LC bookstore announces decision to desist independent venture, reviews bids from various private companies

This year, Lewis & Clark conceded that the independently run LC bookstore is a financial failure in need of redress. For the 2017 fiscal year, the bookstore reported a net income loss of approximately $112,000. For the past 7 years it has been running independently, it has accrued a total net income loss of approximately $770,000.

Bookstore Manager Janet Kelley attributes this consistent loss to the Higher Education Opportunity Act (HEOA) which was passed around the same time that the bookstore decided to go independent.

“That act requires colleges to make public the ISBN numbers for textbooks as soon as the course schedule goes live on the website, and so us having to provide that has given the students the opportunity to search out lower-cost books months in advance,” Kelley said.

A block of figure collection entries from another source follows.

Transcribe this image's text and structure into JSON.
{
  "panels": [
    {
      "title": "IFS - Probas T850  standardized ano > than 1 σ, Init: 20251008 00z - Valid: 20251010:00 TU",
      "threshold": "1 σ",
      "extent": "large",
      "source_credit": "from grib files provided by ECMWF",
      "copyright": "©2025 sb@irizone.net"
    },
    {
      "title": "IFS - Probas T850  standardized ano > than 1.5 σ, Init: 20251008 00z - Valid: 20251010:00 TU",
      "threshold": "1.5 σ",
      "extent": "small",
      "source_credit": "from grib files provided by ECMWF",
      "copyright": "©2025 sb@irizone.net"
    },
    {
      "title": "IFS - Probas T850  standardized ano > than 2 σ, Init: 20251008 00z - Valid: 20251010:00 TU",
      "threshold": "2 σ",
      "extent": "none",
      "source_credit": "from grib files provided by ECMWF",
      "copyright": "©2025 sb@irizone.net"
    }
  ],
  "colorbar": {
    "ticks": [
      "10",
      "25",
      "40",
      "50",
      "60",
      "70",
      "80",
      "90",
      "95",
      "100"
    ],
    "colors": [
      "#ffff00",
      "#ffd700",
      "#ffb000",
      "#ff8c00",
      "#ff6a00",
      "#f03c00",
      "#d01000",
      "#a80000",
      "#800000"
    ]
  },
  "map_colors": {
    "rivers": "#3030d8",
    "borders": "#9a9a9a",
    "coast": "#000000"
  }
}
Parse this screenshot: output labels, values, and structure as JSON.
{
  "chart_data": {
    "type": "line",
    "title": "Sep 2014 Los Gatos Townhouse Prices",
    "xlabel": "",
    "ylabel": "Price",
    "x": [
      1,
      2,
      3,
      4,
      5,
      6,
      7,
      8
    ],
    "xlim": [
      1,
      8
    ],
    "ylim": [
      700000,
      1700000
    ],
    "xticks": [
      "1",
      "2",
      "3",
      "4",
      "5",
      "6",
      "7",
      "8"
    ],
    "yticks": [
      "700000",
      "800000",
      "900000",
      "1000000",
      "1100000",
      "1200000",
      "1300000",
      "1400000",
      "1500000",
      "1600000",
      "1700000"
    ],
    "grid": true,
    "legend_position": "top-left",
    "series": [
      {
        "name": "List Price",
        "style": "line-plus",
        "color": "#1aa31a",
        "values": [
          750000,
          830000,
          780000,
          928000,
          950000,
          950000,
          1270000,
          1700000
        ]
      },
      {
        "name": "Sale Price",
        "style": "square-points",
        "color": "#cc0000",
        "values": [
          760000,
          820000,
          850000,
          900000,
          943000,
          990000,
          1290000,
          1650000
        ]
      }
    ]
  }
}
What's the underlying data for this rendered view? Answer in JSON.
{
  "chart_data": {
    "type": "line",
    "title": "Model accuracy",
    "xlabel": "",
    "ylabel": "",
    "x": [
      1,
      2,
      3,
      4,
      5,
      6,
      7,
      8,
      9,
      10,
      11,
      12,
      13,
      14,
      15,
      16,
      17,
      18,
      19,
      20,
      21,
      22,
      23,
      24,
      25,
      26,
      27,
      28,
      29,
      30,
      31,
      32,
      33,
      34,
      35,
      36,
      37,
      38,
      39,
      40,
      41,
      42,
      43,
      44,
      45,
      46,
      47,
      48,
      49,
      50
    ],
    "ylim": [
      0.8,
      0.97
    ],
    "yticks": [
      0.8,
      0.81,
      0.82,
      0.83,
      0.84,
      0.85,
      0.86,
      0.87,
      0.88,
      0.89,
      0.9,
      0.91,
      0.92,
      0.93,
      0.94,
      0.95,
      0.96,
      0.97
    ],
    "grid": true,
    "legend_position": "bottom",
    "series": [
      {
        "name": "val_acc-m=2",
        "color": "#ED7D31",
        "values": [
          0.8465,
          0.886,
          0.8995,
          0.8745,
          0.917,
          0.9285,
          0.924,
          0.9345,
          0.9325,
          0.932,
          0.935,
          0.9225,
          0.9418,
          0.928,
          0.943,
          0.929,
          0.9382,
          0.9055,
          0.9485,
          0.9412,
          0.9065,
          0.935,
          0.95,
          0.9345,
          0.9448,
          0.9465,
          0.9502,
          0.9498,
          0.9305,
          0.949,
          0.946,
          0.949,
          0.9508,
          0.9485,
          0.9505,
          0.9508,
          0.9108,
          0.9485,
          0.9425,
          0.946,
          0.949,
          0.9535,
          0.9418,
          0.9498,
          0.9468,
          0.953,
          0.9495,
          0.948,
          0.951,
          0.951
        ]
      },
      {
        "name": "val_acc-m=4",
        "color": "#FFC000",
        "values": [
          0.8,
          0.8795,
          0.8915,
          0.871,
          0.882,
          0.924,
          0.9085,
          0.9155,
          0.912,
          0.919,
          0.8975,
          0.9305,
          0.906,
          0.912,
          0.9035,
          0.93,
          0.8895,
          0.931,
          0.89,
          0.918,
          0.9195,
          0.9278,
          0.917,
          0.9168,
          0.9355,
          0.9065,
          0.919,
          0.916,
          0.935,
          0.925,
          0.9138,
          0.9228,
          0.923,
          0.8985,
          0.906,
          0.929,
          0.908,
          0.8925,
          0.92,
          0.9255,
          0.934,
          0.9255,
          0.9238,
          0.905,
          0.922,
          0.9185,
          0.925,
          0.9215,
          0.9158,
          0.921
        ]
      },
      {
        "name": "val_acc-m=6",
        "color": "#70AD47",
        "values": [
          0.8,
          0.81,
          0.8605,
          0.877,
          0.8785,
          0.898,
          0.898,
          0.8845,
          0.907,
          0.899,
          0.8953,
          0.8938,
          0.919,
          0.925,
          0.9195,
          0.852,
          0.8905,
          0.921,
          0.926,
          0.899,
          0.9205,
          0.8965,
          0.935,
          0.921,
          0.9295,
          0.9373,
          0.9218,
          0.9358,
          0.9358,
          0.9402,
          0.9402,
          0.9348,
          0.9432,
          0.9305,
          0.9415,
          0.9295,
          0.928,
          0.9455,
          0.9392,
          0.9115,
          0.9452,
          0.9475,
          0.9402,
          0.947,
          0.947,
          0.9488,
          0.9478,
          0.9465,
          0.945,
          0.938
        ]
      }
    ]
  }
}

To address the loss, the college formed a committee last winter which is chaired by Dean of Students Anna Gonzalez and comprised of student, staff and faculty representatives from the College of Arts and Sciences (CAS) and the Graduate School, as well as Common Services staff including alumni, parent programs and athletics.

The committee conducted a LC community survey, which informed them of the need for lower book pricing, more choices in merchandise, a wider selection of books, more events and a more user-friendly website. Simultaneously, the committee examined the operations of the bookstore, researched industry trends and visited the bookstores of nearby colleges like Portland State University (PSU) and Linfield College.

The committee has decided that the best solution is to abandon the independent bookstore venture and search for an external business partner.

“It wasn’t a cutthroat decision, and the decision was made easier when we saw the potential of what (partnering with a company) could be for our students,” Gonzalez said. “They’re vendors and we’re educators. Running a bookstore isn’t really our expertise.”

A common cause for student opposition to company intervention is the belief that prices will rise. According to Kelley, one of the reasons that the bookstore went private approximately 8 years ago was because students were resentful of a corporation running the bookstore — Barnes & Noble at the time —and boycotted it.

Kelley expects that this transition will negatively impact the student body.

“Based on my knowledge of other college bookstores that have been outsourced, my understanding of what these corporations do is they are a corporation to make money. If we’re not making money now, how are they going to make money? Raising prices. They’re going to raise prices and they’re going to cut staff,”

Associate Vice President for Finance and committee member Andrea Dooley disagrees.

“From a student affordability perspective, I believe in the economies of scale. If you’re working with a partner who has the purchasing power to say, ‘well, we have 450 stores,’ and to work with publishers to get pricing, that is going to give the student a better price than when you’re Lewis and Clark bookstore” Dooley said. “When you’re a small store, I really do think that that leads to higher prices.”

Kelley also expects merchandise options to decline.

“It’s a small bookstore and so they’re going to stock it accordingly, there probably won’t be any art supplies or any unique products. It’s going to be standardized as to what’s going to sell.”

In contrast, Dooley said, “We were doing major ordering once per year, but most vendors do it four times per year. So just the cycling through of options, merchandise will really improve.”

There is a guarantee that the college will not suffer financial loss with a partner, because the vendor will absorb the losses and still pay the contractually agreed upon commission to the college.

“We won’t be losing money. I don’t think anybody (at LC) is interested in making the bookstore a money-making venture; our goal with the independent bookstore was to break even,” Dooley said. “What (a partnership) can do, since we know we won’t be losing money, is we can focus on other areas of the college where resources are needed and not worry about trying to cover a loss.”

Currently, the committee is evaluating the requests for proposal (RFPs) that were submitted by vendors, two of which are Barnes & Noble and Follett. Representatives from potential partners will be visiting the college during the first week of October to present their positions to the Deans, department chairs and program directors from both the Graduate school and CAS, fifteen ASLC senators, the Provost and the committee.

“From those presentations and meetings we’ll make a decision about which one feels like a better fit,” Dooley said. “It’s really about culture and fit and what feels like it will be a better partnership with the college.”

“I think that it is a really good committee,” Gonzalez said. “Everyone there cares about the student experience, the college ethos of ‘is this space going to look like Lewis & Clark?’”

Regarding college culture, Gonzalez said that a new partnership will also open up opportunities for LC to have a conversation about its values, specifically in reference to the unethical business practices used to produce the cheap apparel sold in the bookstore. She pointed out that a partner could provide the infrastructure and level of sophistication necessary to address issues such as these.

Gonzalez also spoke about the possibility for the bookstore vendor to team up with Bon Appetit as other schools have done and make the bookstore another social hub or coffee shop.

In August, the administration communicated to the bookstore staff that a transition will occur this year, and that they are guaranteed the opportunity to interview with the new vendor should they so choose. They also offered a severance package to incentivize the current staff to stay through the transition period.